But what does it mean when used in the Information Technology lexicon? Is it something to watch hawkishly, or is it something that holds the promise that we could know more, make better decisions, and innovate more rapidly?
When we talk about Big Data in IT, we mean information that is available in either very large quantities, or that is presented very rapidly. Usually we are referring to data sets that are large enough that it takes more than one computer to read and analyze it. Or we might be talking about data collected at such a pace that even moving it to a common storage resource is challenging.
Another facet of Big Data is variety. Most of the time, we are looking at information that doesn't come in a nicely structured, well groomed format. Often it is messy, comes in a variety of forms, and it may even defy transformation into an orderly and structured form.

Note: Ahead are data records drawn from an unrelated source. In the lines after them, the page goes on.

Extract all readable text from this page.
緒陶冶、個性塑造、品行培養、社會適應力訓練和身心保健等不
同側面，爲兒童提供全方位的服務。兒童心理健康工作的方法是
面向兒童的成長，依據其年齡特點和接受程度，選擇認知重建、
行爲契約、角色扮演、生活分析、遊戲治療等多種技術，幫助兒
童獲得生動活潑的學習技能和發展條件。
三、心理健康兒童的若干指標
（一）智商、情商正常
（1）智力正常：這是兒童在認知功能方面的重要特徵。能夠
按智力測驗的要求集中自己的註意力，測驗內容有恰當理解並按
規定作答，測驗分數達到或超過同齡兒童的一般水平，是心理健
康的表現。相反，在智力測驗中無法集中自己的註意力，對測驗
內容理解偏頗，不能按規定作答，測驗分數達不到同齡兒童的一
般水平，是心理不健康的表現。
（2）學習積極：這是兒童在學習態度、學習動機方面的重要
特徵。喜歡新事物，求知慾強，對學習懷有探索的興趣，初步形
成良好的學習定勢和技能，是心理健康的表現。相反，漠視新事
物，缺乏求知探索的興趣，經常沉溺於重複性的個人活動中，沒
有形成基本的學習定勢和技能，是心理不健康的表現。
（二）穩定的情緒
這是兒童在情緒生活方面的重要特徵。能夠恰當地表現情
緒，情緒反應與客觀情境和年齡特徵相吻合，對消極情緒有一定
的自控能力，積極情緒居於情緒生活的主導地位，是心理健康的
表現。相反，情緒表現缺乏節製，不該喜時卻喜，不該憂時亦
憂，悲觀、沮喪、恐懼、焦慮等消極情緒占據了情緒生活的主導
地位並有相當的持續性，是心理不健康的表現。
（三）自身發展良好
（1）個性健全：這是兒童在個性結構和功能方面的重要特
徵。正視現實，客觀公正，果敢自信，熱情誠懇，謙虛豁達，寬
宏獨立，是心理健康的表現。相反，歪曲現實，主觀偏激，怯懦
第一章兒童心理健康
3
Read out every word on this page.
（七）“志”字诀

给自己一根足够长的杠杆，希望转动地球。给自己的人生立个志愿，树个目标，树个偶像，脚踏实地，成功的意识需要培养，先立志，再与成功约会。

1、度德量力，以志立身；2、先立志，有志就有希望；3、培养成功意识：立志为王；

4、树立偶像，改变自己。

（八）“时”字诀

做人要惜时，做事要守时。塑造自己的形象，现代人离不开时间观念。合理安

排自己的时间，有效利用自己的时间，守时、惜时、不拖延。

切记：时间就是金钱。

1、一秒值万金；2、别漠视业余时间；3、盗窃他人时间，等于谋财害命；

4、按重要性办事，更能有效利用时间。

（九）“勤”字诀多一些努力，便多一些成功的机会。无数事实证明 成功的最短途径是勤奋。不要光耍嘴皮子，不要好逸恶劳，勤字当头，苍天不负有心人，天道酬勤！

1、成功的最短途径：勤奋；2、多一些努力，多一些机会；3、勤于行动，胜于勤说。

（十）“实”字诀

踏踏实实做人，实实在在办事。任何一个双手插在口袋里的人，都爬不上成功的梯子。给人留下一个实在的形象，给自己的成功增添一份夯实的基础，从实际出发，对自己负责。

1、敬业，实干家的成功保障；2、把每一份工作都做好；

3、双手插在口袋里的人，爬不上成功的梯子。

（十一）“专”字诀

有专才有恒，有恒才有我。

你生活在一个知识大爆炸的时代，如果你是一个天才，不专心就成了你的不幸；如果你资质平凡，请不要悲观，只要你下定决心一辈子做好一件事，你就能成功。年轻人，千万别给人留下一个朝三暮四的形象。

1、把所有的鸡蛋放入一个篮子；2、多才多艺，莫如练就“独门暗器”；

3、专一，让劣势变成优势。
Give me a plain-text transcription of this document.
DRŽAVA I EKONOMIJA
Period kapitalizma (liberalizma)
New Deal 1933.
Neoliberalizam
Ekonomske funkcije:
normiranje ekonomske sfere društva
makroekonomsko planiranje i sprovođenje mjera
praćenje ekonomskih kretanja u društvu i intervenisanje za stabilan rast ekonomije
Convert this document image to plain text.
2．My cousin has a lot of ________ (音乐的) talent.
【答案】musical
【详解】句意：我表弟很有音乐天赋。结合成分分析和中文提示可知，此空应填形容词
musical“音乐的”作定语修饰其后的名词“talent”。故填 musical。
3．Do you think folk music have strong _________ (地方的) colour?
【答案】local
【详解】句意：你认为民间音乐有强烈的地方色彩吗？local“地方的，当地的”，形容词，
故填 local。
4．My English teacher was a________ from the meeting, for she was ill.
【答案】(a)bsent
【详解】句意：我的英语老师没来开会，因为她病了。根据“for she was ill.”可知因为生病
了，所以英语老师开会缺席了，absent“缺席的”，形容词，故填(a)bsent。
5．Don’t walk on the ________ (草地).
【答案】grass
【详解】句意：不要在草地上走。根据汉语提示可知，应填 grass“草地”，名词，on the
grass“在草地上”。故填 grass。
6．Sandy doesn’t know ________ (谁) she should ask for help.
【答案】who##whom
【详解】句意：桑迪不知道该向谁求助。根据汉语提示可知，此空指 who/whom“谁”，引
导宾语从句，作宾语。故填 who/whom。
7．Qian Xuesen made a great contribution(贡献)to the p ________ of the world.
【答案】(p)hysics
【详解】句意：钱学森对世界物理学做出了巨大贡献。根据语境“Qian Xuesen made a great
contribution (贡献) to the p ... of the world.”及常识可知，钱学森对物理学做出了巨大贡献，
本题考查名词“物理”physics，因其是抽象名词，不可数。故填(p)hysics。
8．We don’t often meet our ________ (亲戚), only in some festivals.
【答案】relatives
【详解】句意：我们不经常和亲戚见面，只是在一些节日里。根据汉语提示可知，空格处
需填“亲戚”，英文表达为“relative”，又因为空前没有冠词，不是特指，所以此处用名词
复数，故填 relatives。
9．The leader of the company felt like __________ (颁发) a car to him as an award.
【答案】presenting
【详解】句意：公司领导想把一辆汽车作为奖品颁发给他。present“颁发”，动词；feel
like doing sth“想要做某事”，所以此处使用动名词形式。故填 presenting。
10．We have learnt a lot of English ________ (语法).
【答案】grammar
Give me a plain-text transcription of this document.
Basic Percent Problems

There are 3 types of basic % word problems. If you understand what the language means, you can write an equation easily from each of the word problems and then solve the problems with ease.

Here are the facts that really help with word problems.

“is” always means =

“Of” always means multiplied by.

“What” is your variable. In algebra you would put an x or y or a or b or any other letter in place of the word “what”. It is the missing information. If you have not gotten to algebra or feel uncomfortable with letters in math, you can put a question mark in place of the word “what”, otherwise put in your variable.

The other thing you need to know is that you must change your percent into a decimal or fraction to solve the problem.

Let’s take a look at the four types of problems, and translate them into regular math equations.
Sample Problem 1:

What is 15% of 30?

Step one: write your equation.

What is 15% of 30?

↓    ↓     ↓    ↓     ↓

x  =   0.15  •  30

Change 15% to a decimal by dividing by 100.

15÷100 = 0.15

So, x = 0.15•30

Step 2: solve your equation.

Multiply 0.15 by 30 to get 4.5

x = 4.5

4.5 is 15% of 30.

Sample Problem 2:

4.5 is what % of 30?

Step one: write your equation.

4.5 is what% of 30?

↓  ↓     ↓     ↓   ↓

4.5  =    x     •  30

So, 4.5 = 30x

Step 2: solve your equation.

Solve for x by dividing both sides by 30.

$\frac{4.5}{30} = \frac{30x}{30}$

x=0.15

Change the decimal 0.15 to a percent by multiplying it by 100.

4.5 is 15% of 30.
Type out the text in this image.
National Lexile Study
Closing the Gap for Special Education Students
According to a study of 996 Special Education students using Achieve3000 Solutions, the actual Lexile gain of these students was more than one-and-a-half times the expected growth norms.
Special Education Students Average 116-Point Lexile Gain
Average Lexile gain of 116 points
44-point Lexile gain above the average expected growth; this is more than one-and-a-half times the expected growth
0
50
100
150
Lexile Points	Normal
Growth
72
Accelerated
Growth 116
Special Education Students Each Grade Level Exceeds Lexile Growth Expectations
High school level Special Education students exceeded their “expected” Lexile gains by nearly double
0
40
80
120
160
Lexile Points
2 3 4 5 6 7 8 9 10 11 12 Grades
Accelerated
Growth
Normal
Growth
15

We can dread it if we wish, but there are some hopeful implications that carry the promise of problem solving on a societal scale.
In the US, data scientists have used information from the National Climate Data Center to build accurate models to help food growers plan for maximum crop yield. The ability of humans to produce food in quantities sufficient to feed everyone is diminishing, and the discovery of more efficient means is imperative.
It's not only large organizations and massive corporations that are collecting and deriving answers from large data sets. A retired journalist in Virginia has assembled a crime database that may provide insight into the identities of previously unidentified serial killers. This story in the New York Times profiles his efforts.
Not surprisingly, most of the profitable uses of Big Data center around marketing, both in the commercial and political marketplace. And there are certainly valid concerns about the implications of this activity.
But to brand a whole domain of IT innovation with the worries about potential abuse simply hides the many useful, even ground breaking possibilities that lie ahead.
A quick look at the giant datasets freely available to the public on Amazon S3 reveals riches like OpenStreetMap, (a free, editable map of the world, created and maintained by volunteers.) Common Crawl (A corpus of web crawl data composed of over 5 billion web pages), or GDELT (Over a quarter-billion records monitoring the world's news from nearly every country, updated daily).
Insight once available only to well-funded researchers and giant corporations could already be in the hands of strategists for universities, local governments, and hobbyists virtually everywhere. The emergence of Big Data and the tools to derive meaning from it represent a big step forward in the realm of harnessing the body of human knowledge. While there may be dark implications for this, the overall picture is largely bright.